With very high youth unemployment and low overall labor force participation (particularly by women), the Somali authorities established the National Development Plan that focuses on the following key areas: how to achieve higher economic growth, create jobs, and absorb the Somali refugees returning from Kenya; remittances flows; and prioritizing social safety nets and pressing humanitarian conditions.
4/ Preparations for currency reform are under way to help strengthen governance.
As part of a wider Somali reform initiative, the Central Bank of Somalia and the Federal Government of Somalia are preparing to reissue new Somali shilling banknotes—for the first time in 26 years—to combat the existing massive counterfeiting in the country, restore confidence in the national currency, and to allow the central bank to start implementing monetary policy. The IMF is helping the authorities to implement the measures that need to be in place for the launch of the new currency.
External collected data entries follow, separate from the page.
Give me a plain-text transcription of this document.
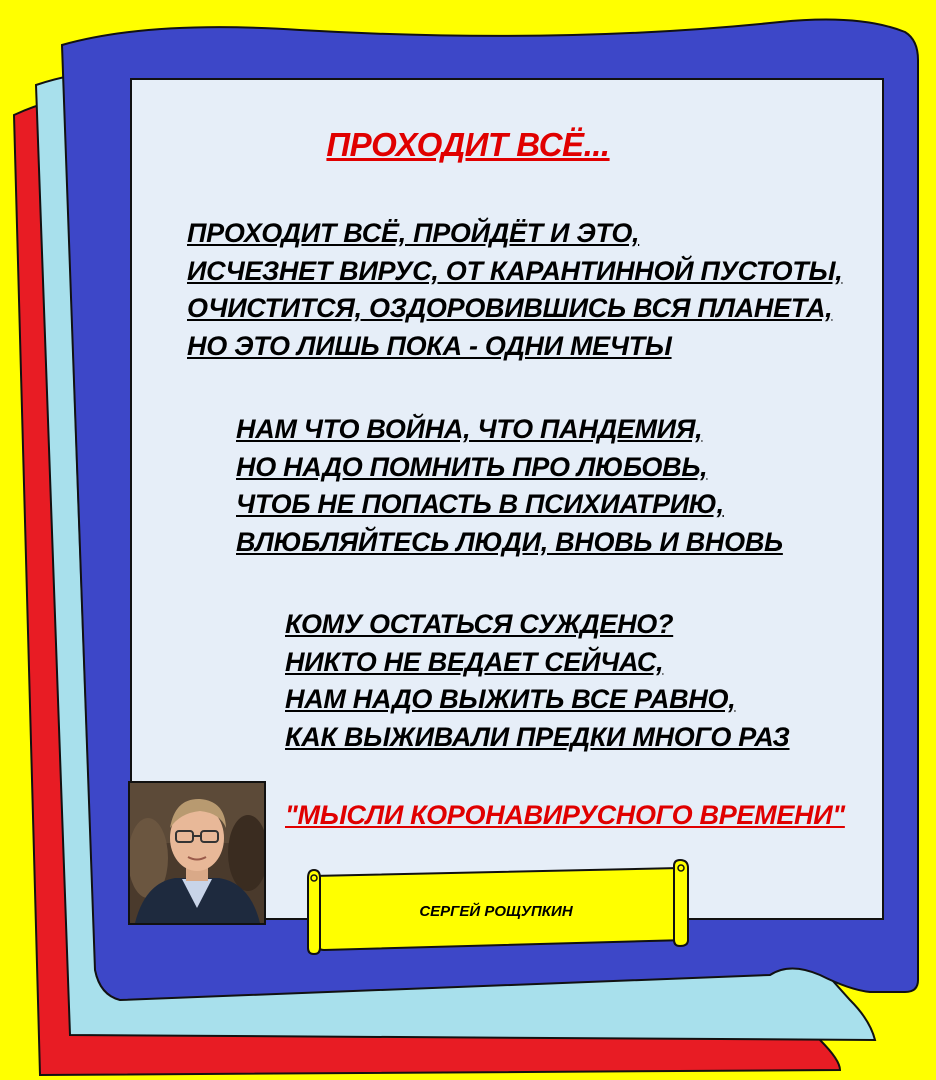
ПРОХОДИТ ВСЁ...
ПРОХОДИТ ВСЁ, ПРОЙДЁТ И ЭТО,
ИСЧЕЗНЕТ ВИРУС, ОТ КАРАНТИННОЙ ПУСТОТЫ,
ОЧИСТИТСЯ, ОЗДОРОВИВШИСЬ ВСЯ ПЛАНЕТА,
НО ЭТО ЛИШЬ ПОКА - ОДНИ МЕЧТЫ
НАМ ЧТО ВОЙНА, ЧТО ПАНДЕМИЯ,
НО НАДО ПОМНИТЬ ПРО ЛЮБОВЬ,
ЧТОБ НЕ ПОПАСТЬ В ПСИХИАТРИЮ,
ВЛЮБЛЯЙТЕСЬ ЛЮДИ, ВНОВЬ И ВНОВЬ
КОМУ ОСТАТЬСЯ СУЖДЕНО?
НИКТО НЕ ВЕДАЕТ СЕЙЧАС,
НАМ НАДО ВЫЖИТЬ ВСЕ РАВНО,
КАК ВЫЖИВАЛИ ПРЕДКИ МНОГО РАЗ

"МЫСЛИ КОРОНАВИРУСНОГО ВРЕМЕНИ"

СЕРГЕЙ РОЩУПКИН
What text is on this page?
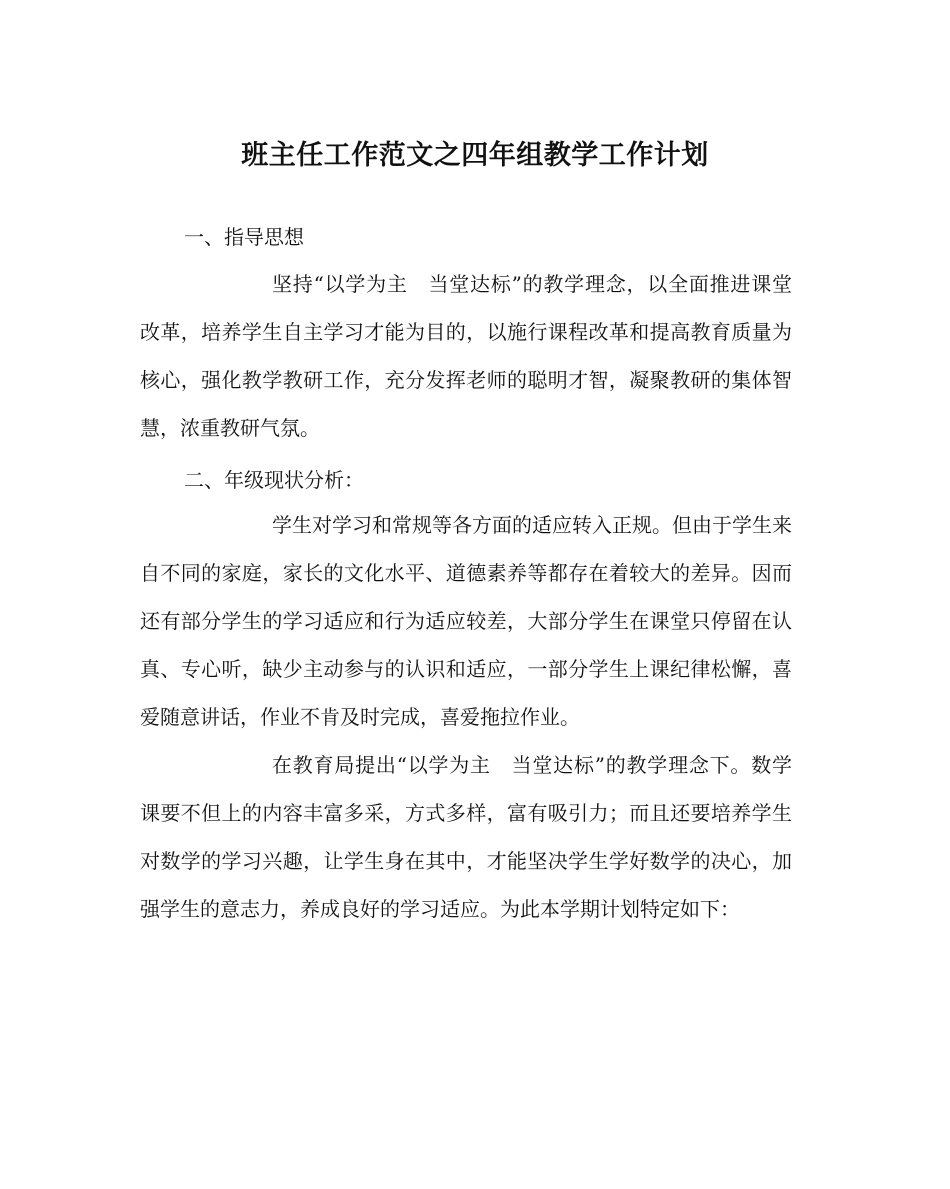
班主任工作范文之四年组教学工作计划

一、指导思想

坚持“以学为主　当堂达标”的教学理念，以全面推进课堂改革，培养学生自主学习才能为目的，以施行课程改革和提高教育质量为核心，强化教学教研工作，充分发挥老师的聪明才智，凝聚教研的集体智慧，浓重教研气氛。

二、年级现状分析：

学生对学习和常规等各方面的适应转入正规。但由于学生来自不同的家庭，家长的文化水平、道德素养等都存在着较大的差异。因而还有部分学生的学习适应和行为适应较差，大部分学生在课堂只停留在认真、专心听，缺少主动参与的认识和适应，一部分学生上课纪律松懈，喜爱随意讲话，作业不肯及时完成，喜爱拖拉作业。

在教育局提出“以学为主　当堂达标”的教学理念下。数学课要不但上的内容丰富多采，方式多样，富有吸引力；而且还要培养学生对数学的学习兴趣，让学生身在其中，才能坚决学生学好数学的决心，加强学生的意志力，养成良好的学习适应。为此本学期计划特定如下：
5/ The IMF is working closely with Somalia.
Since resuming its relationship with the country in 2013, the IMF has concluded two annual economic assessments—the first in 2015—marking the first IMF consultation with the country since 1989. Because Somalia is in arrears with the IMF it cannot benefit from IMF loans; however, the authorities have engaged with the IMF in the context of a 12-month staff-monitored program.
This has helped create a framework to support Somalia’s economic reconstruction efforts, rebuild institutional capacity, and establish a track record of policy and reform implementation. The first review of this program was completed in February 2017.
6/ Technical assistance is helping.
Somalia is among the largest beneficiaries of IMF technical assistance—which helps build institutional capacity—receiving over 70 technical assistance and training missions since 2014. Tangible progress is being made in budget preparation and fiscal reporting, currency reform, and financial sector reporting and licensing. For example, the authorities have been able to prepare a national budget for 2014-2017 and since January 2015, the government produced its first monthly fiscal reporting data.
Starting from a very low capacity and a mix of Islamic and western accounting systems, central bank staff have developed a bank licensing framework, methods for periodic reporting by commercial banks, a system for bank financial analysis, and a supervisory scoring system that monitors the overall health of a bank. As Somalia continues to engage more with the international financial institutions, the IMF will deepen and scale up its capacity-building efforts as necessary.